The Young Lady (2016), William Oldroyd

Par Losttheater

Le silence est assourdissant dans le paysage isolé de The Young Lady, le premier long-métrage de William Oldroyd. Ce cruel, viscéral et vilainement subversif film d’époque semble tout droit sorti d’une histoire des sœurs Brontë. Un film alarmant qui refuse d’anéantir la peine psychologique et physique bien qu’il y ait une beauté sur mesure pour la mettre en œuvre. Audacieux dans sa forme, son ton et son idéologie, c’est un des meilleurs films de l’année.

Le drame d’Oldroyd s’ouvre avec un mariage, qui force l’adolescente Katherine (Florence Pugh) à prendre la main d’un homme deux fois plus âgé qu’elle. Grossier et méprisant, il est encore plus cruel lors de la présence de son père ajoutant une peine supplémentaire à leur union sans amour. On suit au jour le jour la vie mondaine de Katherine dans le manoir du 19ème siècle : elle se lève, elle traîne sur le sofa et se prépare pour la soirée où elle devra assouvir les désirs de son mari. Un jour, alors qu’elle se retrouve seule dans le manoir, elle entreprend une liaison avec Sebastien, un jeune palefrenier qui travaille sur les terres de son mari. Elle devient vite obsédée par le jeune homme et cette relation se transforme en un catalogue de corruption, la menant à d’affreuses conséquences.

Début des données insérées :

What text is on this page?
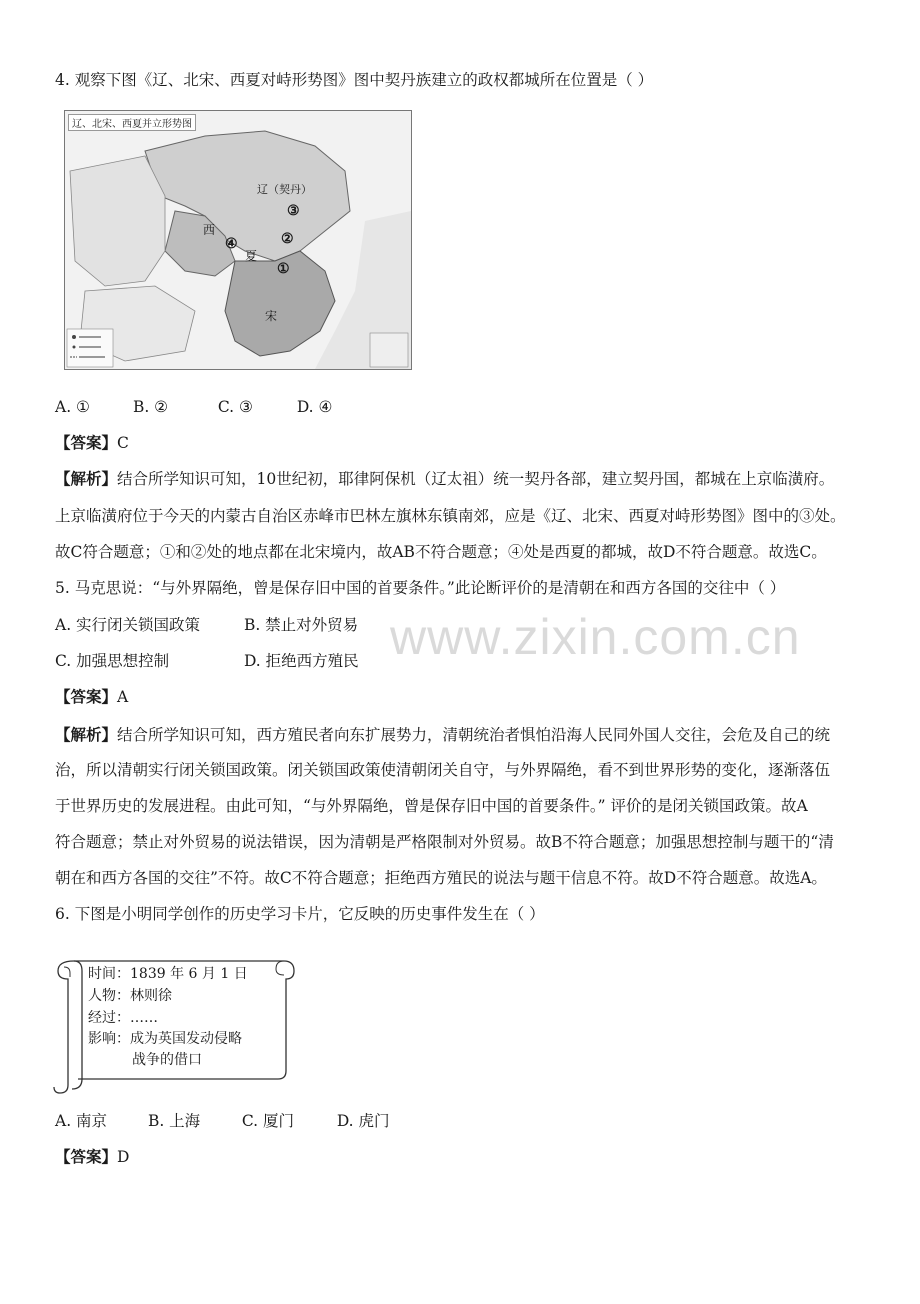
4. 观察下图《辽、北宋、西夏对峙形势图》图中契丹族建立的政权都城所在位置是（ ）
辽、北宋、西夏并立形势图
辽（契丹）
西
夏
宋
③
②
④
①
A. ①	B. ②	C. ③	D. ④
【答案】C
【解析】结合所学知识可知，10世纪初，耶律阿保机（辽太祖）统一契丹各部，建立契丹国，都城在上京临潢府。
上京临潢府位于今天的内蒙古自治区赤峰市巴林左旗林东镇南郊，应是《辽、北宋、西夏对峙形势图》图中的③处。
故C符合题意；①和②处的地点都在北宋境内，故AB不符合题意；④处是西夏的都城，故D不符合题意。故选C。
5. 马克思说：“与外界隔绝，曾是保存旧中国的首要条件。”此论断评价的是清朝在和西方各国的交往中（ ）
A. 实行闭关锁国政策	B. 禁止对外贸易
C. 加强思想控制	D. 拒绝西方殖民 www.zixin.com.cn
【答案】A
【解析】结合所学知识可知，西方殖民者向东扩展势力，清朝统治者惧怕沿海人民同外国人交往，会危及自己的统
治，所以清朝实行闭关锁国政策。闭关锁国政策使清朝闭关自守，与外界隔绝，看不到世界形势的变化，逐渐落伍
于世界历史的发展进程。由此可知，“与外界隔绝，曾是保存旧中国的首要条件。” 评价的是闭关锁国政策。故A
符合题意；禁止对外贸易的说法错误，因为清朝是严格限制对外贸易。故B不符合题意；加强思想控制与题干的“清
朝在和西方各国的交往”不符。故C不符合题意；拒绝西方殖民的说法与题干信息不符。故D不符合题意。故选A。
6. 下图是小明同学创作的历史学习卡片，它反映的历史事件发生在（ ）
时间：1839 年 6 月 1 日
人物：林则徐
经过：……
影响：成为英国发动侵略
战争的借口
A. 南京	B. 上海	C. 厦门	D. 虎门
【答案】D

Adapté du roman de Nikolai Leskov datant de 1865 « Lady Macbeth of the Mtsensk District », la dramaturge Alice Birch a déplacé le récit de la Russie au Northumberland et l’a texturisé en un conte épars et absorbant. Ce texte minimaliste assure que le dialogue est fracturé tandis que le langage corporel est intensifié. Sa prose fait ressortir le froid et l’environnement complet dans lequel nous sommes restreints, et s’assure que chaque souffle soit authentique et intentionnel. En à peine 89 minutes, pas même un simple cadre n’est gâché. Oldroyd ne présente pas ici que sa capacité technique, il prouve aussi que The Young Lady est un vrai travail de fiction : c’est une histoire classique, remodelée de manière post-moderne. Un film noir victorien, intransigeant et parfumé, et pourtant contemporain et traditionnel. La juxtaposition de styles si vastes et différents, établis avec une telle dextérité, fait de ce premier film un travail impressionnant.

Les larges choix esthétiques sont également admirables, notamment l’utilisation très délicate du son. Avec si peu de personnages occupant un très grand décor, chaque son est amplifié. Le brossage des cheveux, le crépitement des pas sur la cage d’escalier, le grincement corrosif des volets et des portes. Le monde de The Young Lady hurle, et pourtant il est à peine audible. De bien des façons, la maison est symbolique de Katherine elle-même : elle est tellement plus imposante et bruyante que ce que l’on voit, ou ce que l’on croit savoir. Son isolement devrait suffire à son silence, mais éventuellement la façade volera en éclats, et le volume va sauvagement augmenter. Le peu de moments occupés par une musique orchestrale sont ironiquement appareillés avec les séquences d’angoisse ou de supplice.

Peut-être que le plus grand accomplissement est cependant celui de Florence Pugh, qui livre une performance centrale brillamment calculée. Sa monstrueuse et complexe interprétation est une œuvre d’art en soi. Elle livre un portrait écharné et pathétique de douleur et de psychose. Tout au long du premier acte, le spectateur ressent de l’empathie pour sa souffrance et l’on voudrait qu’elle brise les chaînes restrictives étranglant sa vie. Mais au moment d’entrer dans le troisième acte, une idée complètement différente émerge, elle est indisciplinée, venimeuse et maniaque. Nous sommes pourtant toujours attachés à son charisme mortel même si les temps ont changé. Katherine est une tempête piégée dans une tasse de thé, qui avec chaque agitation de cuillère devient de plus en plus agitée.

William Oldroyd possède un ton cinématographique rigoureux qui mérite d’être vu, et il a sûrement fait de Florence Pugh une star. Ce premier film aborde les thèmes de classe, de race, de genre et de crime avec une telle précision que vous vous demanderez comment cela s’entasse dans une œuvre si minimisée et nuancée. The Young Lady est simplement du cinéma remarquable : pertinent, désarmant et immanquable.

L’article The Young Lady (2016), William Oldroyd est apparu en premier sur The Lost Movie Theater.